Entity-Relation Extraction :
Extracting structured knowledge via a multi-agent pipeline
Advanced agents identify structural elements of documents
Intermediate agents extract domain-specific entities
Low-level agents capture fine-grained operational relationships
Covariant agents attach properties to existing nodes
The output of each agent is integrated into a dynamic knowledge graph, where nodes represent entities, edges represent relationships, and weights represent confidence.
Deduplication and optimization :
Avoid redundancy in the knowledge graph by computing the cosine similarity between new entity embeddings and existing ones.
In addition, summary nodes are synthesized to group similar entities and reduce graph complexity.
3.2 Hybrid retrieval steps
Query breakdown :
User queries are decomposed into multiple sub-queries by the LLM-based intent analyzer, each of which represents a discrete information intent.
Knowledge graph retrieval :
The initial query is embedded into the vector space and matched with relevant entities in the knowledge graph.

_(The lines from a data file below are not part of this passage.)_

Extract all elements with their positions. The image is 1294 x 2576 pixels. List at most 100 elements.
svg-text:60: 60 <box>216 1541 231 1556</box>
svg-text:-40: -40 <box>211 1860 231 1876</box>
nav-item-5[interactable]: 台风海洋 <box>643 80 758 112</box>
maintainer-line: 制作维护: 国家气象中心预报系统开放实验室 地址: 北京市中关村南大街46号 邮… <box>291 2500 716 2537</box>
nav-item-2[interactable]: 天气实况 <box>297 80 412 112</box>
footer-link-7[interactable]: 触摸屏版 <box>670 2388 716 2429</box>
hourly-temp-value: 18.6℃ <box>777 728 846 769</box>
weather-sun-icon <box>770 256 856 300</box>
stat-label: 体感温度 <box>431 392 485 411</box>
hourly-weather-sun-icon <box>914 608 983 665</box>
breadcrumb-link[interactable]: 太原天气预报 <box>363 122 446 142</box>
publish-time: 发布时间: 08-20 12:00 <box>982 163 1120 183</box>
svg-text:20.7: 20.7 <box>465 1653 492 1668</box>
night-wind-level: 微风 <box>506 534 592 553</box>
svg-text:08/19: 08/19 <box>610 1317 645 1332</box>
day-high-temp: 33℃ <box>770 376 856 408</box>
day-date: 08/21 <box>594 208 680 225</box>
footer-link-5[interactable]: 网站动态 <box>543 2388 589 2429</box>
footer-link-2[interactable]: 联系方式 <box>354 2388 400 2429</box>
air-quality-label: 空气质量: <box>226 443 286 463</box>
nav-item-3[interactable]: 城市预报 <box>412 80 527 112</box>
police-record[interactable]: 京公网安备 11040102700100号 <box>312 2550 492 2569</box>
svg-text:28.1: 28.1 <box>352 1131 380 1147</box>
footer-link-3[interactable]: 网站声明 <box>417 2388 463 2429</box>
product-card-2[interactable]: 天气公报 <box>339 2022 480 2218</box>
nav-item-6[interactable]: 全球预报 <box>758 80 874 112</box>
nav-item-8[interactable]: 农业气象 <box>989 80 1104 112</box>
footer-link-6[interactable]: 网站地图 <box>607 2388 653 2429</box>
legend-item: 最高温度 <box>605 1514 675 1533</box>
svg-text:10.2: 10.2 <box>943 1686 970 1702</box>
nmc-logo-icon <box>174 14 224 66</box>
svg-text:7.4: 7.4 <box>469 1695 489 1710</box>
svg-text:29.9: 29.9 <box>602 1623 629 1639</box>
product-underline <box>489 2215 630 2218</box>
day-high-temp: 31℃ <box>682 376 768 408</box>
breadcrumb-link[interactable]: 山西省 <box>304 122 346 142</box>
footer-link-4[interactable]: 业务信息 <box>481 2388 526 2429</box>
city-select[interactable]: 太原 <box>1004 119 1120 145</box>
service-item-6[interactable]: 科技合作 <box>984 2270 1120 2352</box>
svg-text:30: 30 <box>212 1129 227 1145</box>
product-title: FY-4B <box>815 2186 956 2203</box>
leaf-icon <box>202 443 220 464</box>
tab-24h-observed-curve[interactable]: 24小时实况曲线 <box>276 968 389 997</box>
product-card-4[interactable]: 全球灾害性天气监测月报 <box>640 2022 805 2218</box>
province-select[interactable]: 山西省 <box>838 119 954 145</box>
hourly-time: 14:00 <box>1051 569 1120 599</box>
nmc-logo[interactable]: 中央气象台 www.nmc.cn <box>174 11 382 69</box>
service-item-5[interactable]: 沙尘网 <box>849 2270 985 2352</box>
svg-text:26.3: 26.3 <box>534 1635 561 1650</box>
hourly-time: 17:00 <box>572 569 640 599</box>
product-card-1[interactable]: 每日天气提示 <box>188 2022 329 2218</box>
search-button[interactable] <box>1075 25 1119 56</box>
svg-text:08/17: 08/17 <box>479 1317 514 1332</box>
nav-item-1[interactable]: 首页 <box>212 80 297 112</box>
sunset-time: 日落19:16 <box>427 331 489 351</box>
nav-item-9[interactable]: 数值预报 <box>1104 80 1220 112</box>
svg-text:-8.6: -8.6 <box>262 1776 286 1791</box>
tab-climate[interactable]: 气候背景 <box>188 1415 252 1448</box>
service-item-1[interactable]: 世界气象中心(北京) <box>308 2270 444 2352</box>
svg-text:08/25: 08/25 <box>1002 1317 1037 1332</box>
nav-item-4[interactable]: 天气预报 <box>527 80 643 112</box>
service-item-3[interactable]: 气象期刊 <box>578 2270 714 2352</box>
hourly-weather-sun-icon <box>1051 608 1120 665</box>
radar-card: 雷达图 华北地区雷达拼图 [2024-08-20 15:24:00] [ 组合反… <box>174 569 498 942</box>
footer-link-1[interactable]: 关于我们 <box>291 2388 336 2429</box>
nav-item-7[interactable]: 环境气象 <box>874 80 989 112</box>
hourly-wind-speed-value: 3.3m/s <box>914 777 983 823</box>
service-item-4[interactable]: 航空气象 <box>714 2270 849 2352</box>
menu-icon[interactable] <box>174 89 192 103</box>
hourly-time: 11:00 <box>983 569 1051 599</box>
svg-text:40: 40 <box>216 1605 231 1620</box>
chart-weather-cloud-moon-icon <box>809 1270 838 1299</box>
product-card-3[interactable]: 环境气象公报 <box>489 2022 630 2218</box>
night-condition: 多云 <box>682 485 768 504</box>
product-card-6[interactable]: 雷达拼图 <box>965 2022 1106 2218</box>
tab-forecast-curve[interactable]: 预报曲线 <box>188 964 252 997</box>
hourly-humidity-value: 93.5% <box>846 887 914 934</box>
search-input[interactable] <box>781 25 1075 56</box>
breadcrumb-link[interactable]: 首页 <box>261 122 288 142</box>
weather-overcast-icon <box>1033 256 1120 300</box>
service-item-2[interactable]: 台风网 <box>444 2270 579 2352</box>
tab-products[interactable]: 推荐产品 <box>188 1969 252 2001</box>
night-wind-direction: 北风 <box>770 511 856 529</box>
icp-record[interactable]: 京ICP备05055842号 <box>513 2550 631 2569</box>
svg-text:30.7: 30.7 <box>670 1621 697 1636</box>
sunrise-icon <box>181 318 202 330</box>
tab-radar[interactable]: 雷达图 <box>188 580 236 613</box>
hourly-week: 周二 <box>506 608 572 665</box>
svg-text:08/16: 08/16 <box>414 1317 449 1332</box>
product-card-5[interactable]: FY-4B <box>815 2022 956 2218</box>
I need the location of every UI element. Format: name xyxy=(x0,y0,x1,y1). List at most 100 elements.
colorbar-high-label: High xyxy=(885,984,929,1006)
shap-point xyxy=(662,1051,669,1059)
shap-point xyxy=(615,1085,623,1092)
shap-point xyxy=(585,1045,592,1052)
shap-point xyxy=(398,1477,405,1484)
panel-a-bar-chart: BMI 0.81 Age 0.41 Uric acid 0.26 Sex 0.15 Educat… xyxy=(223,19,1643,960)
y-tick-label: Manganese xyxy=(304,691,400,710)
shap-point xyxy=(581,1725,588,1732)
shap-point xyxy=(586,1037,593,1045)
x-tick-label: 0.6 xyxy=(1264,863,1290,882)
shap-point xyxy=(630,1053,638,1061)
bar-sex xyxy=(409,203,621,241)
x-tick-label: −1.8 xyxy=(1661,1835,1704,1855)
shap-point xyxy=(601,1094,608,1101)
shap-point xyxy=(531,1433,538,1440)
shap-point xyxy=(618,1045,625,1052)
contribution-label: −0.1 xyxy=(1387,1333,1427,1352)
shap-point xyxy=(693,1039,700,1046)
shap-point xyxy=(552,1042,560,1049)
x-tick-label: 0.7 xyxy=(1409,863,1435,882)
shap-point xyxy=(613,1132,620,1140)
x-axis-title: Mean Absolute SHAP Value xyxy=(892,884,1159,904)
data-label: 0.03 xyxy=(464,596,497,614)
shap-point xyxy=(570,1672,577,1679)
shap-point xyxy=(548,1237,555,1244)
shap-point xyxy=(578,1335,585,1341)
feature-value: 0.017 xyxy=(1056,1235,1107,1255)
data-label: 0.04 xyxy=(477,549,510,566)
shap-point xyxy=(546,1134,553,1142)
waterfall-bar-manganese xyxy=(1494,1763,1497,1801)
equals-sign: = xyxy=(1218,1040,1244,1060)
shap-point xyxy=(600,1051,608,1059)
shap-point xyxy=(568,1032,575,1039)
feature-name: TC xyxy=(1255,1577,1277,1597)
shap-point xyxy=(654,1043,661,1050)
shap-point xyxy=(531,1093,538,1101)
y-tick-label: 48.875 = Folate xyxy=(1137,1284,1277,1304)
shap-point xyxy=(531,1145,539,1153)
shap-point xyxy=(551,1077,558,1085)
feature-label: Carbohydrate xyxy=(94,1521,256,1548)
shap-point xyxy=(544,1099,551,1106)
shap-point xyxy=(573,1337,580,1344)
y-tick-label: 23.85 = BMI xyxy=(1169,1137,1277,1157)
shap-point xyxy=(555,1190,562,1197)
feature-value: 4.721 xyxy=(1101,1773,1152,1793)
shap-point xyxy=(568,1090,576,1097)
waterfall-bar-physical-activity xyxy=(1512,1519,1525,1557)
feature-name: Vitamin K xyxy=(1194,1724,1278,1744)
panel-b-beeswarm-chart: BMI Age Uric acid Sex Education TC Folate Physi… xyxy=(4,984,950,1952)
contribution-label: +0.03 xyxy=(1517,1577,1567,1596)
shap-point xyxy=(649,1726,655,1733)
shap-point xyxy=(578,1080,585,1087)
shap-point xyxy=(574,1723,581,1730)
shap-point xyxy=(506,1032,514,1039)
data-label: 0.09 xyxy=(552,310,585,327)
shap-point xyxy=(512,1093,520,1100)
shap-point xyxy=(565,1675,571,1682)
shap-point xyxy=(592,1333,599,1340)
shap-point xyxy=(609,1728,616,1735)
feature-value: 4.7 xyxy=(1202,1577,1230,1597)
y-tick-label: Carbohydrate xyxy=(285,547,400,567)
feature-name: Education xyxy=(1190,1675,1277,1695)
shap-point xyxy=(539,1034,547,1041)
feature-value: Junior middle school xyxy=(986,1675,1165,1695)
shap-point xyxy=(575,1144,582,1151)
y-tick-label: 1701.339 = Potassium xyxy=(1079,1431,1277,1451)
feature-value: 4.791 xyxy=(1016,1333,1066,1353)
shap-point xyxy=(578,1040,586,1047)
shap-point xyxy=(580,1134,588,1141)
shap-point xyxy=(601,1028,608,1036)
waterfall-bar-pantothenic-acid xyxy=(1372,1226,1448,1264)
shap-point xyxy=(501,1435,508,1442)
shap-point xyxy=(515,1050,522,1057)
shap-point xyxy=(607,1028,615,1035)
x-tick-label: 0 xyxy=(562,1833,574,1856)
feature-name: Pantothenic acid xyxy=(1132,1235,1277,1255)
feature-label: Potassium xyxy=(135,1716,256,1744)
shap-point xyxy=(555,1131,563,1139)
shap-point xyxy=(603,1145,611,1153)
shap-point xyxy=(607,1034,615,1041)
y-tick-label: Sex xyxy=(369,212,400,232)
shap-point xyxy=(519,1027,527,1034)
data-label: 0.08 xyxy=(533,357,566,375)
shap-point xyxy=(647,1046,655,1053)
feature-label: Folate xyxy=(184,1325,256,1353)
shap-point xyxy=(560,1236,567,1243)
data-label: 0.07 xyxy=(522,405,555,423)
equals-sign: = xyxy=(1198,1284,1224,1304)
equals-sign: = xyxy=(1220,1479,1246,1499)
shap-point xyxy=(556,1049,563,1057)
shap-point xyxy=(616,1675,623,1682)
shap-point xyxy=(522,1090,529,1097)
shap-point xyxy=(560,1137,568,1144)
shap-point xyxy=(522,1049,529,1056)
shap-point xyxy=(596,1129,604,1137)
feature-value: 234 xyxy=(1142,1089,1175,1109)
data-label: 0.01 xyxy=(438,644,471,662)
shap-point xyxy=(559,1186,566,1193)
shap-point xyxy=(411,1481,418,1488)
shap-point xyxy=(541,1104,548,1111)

Then, a multi-hop traversal is performed to expand the retrieval scope and generate structured, domain-specific context.
Query Rewrite :
Leveraging graph-derived context, the original query is rewritten through graph-aware hint templates to make it more specific and explicit.
Vector search :
The rewritten query is vectorized and semantically similar text snippets are retrieved from the vector database.
Information Integration :
All relevant information sources (original query, rewritten query, knowledge graph context, retrieved text snippets, and user interaction history) are integrated into a unified prompt structure.
3.3 Generation and refinement steps
Initial answer generation :
Based on the retrieved evidence, a simple prompting strategy is used to generate an initial answer. At this point, the LLM is explicitly instructed to avoid generating unsupported content.
Refinement of answer :
Pass the initial answer to a refinement prompt to reframe and verify the answer for factual accuracy.
Answer condensed :
The compression phase adjusts the tone, language, and style of the answer to align it with the original query while ensuring coherence and brevity.
Follow-up question generation :
Based on the refined answers and the overall conversation context, generate follow-up questions to guide users to explore more deeply.